Vanuatu is a nation of the South Pacific Ocean comprising about 80 islands of varying sizes, scattered over a distance of 1.300 km and adding up to about 12.000 km². Located on the border of the Indian-Australian and the Pacific Plate, many islands are of (active) volcanic origin shaping a mountainous terrain with a narrow, 2.500 km long shoreline in total and surrounded by lush coral reefs.  Next to small-scale agriculture, tourism and fishery are the main pillars of Vanuatu’s economy which is, subsequently, very vulnerable to environmental degradation and climate change risks such as seas level rise. 
Despite deforestation, the islands are covered to a substantial amount with jungle and agricultural land (51,9%). The population of 280.000 inhabitants (2017 estimates) is spread in the concentrated urban areas of the capital city Port-Vila, Lugenville and three islands while 75% live in rural areas, distributed over 62 more islands. About 20% of urban dwellers and 83% of rural residents lack access to electricity, indicating a major split between urban and rural living conditions. 
These specific circumstances led the young nation of Vanuatu (founded in 1980, demographic median of age about 22 years ) to be a frontrunner of climate action by initiating the Ministry of Climate Change in 2013  and creating the National Energy Road Map (NERM) for 2013 to 2020 by following examples of similar countries with technical assistance of the World Bank.  The road map has been updated prematurely to NERM 2016 to 2030 after Vanuatu was hit by the Hurricane Pam in 2015, whose damages in infrastructure hamper tourism to this day, maintaining a sense of urgency for climate action.
While the vision of “energized […] growth and development through the provision of secure, affordable, widely accessible, high quality, clean energy services”  remains, the new road map elaborates on the pivotal role of renewable energy balanced with energy efficiency and introduces the economic opportunity of green growth.

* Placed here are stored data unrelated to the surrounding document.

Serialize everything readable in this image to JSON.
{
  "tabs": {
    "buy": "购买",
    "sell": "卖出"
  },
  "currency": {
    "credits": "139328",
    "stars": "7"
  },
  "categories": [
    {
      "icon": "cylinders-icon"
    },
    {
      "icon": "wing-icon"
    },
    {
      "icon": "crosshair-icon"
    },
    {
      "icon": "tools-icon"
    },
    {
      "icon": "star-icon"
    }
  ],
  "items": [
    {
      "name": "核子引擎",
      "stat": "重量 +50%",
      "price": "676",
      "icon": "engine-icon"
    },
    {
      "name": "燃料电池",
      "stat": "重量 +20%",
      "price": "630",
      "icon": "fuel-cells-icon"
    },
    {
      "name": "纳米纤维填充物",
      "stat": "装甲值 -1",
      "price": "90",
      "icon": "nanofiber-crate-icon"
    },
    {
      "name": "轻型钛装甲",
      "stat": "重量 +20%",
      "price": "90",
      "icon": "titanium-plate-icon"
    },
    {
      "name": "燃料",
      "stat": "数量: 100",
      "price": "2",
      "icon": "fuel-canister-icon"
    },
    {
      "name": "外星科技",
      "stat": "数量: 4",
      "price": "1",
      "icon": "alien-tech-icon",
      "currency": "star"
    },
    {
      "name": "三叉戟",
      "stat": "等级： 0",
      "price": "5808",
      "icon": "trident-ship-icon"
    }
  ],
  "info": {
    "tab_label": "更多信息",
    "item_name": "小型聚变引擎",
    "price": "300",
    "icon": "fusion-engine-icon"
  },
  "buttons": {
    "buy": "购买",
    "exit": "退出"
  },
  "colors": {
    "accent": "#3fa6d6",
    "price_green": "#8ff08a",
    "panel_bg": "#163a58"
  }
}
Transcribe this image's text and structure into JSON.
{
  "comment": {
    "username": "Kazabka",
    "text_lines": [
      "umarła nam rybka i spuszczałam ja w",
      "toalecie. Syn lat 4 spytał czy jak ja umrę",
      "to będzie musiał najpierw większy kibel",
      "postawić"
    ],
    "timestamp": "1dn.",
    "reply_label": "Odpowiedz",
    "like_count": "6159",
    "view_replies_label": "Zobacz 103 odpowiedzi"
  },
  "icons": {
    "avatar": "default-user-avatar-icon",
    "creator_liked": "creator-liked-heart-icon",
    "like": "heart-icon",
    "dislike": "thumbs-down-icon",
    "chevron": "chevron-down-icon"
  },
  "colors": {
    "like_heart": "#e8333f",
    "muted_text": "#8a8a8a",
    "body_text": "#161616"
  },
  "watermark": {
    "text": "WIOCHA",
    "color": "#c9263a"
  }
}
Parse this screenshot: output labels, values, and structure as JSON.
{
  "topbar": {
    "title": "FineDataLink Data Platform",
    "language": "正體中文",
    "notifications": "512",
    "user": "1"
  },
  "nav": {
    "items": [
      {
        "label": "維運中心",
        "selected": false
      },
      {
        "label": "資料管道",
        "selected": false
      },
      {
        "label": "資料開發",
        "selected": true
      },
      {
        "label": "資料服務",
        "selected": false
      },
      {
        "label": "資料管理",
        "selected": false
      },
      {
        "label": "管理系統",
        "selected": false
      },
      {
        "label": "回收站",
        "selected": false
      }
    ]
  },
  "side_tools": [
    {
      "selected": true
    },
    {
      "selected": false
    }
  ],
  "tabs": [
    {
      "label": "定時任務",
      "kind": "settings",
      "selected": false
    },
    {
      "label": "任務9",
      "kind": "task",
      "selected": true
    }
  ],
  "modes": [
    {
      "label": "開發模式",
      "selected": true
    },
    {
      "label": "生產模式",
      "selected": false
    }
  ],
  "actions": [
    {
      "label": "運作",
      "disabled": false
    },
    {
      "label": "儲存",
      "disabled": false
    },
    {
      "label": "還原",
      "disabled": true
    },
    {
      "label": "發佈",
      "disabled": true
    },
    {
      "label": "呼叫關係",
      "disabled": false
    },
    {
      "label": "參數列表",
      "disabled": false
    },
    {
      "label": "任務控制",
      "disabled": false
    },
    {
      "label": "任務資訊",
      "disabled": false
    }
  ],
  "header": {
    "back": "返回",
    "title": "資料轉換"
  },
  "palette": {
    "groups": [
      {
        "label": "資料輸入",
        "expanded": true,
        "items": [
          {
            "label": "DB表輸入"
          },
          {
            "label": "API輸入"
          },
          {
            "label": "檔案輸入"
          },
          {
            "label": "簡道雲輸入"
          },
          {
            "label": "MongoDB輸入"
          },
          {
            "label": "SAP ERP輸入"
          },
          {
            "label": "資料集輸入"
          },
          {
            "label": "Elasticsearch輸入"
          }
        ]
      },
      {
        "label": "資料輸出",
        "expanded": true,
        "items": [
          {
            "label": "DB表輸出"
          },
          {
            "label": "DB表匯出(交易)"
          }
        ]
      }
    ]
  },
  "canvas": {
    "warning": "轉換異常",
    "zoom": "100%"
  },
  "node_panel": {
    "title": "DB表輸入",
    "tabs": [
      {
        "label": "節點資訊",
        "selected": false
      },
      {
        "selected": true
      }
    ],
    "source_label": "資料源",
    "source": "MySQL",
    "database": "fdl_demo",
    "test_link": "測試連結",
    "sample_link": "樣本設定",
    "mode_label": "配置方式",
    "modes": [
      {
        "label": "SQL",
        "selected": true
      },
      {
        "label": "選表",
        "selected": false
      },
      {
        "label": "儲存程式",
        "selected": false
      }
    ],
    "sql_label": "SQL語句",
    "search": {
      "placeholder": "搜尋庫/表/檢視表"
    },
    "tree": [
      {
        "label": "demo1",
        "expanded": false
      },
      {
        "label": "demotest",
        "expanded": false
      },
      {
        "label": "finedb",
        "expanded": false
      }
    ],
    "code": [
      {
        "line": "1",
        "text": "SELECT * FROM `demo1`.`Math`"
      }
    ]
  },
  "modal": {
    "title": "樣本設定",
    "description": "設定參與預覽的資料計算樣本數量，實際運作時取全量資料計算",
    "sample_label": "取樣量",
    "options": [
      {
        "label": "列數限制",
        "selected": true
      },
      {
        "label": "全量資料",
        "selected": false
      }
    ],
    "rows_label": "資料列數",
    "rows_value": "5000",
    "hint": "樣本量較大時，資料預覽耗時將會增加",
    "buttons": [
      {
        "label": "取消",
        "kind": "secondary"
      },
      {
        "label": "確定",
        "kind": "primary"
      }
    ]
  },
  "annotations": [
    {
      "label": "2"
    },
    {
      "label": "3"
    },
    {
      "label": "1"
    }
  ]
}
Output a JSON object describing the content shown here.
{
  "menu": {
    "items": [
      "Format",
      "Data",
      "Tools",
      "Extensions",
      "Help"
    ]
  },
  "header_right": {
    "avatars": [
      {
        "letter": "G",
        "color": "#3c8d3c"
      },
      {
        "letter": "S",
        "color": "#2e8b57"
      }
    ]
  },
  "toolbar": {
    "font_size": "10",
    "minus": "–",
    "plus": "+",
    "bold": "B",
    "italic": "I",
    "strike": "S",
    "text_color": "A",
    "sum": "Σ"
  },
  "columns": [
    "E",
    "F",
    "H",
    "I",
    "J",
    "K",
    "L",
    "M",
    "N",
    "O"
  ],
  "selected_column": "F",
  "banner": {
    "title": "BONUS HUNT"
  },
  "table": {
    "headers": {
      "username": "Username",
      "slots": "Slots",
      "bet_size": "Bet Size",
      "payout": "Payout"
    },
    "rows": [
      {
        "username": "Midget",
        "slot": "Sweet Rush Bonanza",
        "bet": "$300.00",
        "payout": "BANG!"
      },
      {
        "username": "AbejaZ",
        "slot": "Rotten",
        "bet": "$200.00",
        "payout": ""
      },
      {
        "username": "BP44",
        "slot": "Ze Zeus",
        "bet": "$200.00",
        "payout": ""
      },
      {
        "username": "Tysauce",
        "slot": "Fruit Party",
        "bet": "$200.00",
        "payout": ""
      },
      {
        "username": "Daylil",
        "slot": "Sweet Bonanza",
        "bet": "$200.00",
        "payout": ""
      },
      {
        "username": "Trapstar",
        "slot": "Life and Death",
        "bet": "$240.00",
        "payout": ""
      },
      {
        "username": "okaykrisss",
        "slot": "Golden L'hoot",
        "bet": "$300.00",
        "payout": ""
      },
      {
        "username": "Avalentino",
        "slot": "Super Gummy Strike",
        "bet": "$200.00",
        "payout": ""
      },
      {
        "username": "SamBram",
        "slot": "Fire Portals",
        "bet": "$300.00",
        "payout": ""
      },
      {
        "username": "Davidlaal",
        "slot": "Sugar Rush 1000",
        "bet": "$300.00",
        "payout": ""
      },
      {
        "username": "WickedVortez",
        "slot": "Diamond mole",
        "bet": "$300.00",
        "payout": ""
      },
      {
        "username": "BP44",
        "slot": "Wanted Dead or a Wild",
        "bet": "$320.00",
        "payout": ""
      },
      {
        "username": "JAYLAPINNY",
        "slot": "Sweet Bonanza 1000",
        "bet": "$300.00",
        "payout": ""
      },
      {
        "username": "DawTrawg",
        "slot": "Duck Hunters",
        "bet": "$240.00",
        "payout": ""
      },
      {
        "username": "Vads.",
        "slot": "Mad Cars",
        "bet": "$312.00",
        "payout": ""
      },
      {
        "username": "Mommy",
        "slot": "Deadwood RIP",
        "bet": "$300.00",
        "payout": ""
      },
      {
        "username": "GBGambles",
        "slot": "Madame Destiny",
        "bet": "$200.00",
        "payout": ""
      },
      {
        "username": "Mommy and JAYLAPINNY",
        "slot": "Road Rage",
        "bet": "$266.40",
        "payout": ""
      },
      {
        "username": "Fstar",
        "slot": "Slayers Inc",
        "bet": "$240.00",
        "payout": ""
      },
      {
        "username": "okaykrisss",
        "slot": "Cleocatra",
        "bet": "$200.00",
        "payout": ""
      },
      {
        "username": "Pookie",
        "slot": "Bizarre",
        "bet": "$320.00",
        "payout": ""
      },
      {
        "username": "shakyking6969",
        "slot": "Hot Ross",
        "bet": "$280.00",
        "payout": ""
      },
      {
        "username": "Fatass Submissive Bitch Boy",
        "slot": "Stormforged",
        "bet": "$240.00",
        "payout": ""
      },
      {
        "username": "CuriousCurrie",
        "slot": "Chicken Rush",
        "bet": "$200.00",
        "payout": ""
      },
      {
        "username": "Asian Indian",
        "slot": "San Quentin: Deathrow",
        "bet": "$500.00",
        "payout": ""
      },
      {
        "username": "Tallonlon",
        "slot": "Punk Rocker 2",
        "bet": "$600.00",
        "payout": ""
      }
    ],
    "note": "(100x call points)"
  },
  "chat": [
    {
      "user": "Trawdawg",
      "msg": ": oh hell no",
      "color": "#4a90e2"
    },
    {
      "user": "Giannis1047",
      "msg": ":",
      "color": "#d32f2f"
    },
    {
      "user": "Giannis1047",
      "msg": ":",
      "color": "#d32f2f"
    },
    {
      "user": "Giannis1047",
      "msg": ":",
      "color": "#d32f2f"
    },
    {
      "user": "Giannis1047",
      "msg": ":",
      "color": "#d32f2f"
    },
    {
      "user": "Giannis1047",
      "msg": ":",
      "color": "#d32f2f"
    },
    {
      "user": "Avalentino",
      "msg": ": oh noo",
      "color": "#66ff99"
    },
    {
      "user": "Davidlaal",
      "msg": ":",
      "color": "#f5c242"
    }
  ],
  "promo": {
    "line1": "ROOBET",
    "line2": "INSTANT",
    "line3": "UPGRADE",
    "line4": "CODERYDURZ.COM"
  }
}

It formulates the five key priorities of the energy sector as access through grid extension and micro-grids, petroleum supply for transport, affordability, energy security and climate change mitigation. 
The pillars for implementation of the NERM are committed governmental leadership, empowered and accountable energy institutions and a sector-wide approach following the principle “Many Partners, One Team, One Plan”: An established Green Energy fund is mandated to foster energy projects, the national private sector is actively engaged and several international investors fuel energy projects. 
As a result, the renewable potential of geothermal hotspots, hydropower and solar energy is deployed by partners of Australia, Austria, Italy and the European Union, to name a few. Additionally, noteworthy implemented projects of national effort are the wind park of Devil’s Point covering around 7% of the capital island’s energy demand and the production of biofuel: Coconut oil. 
NERM acknowledges the requirement of balancing technical, economic, regional/equity and financial considerations as well as enabling policies and capacity building.  By spreading investment over various provinces the country acknowledges the challenge of decentralization and utilizes it as an opportunity.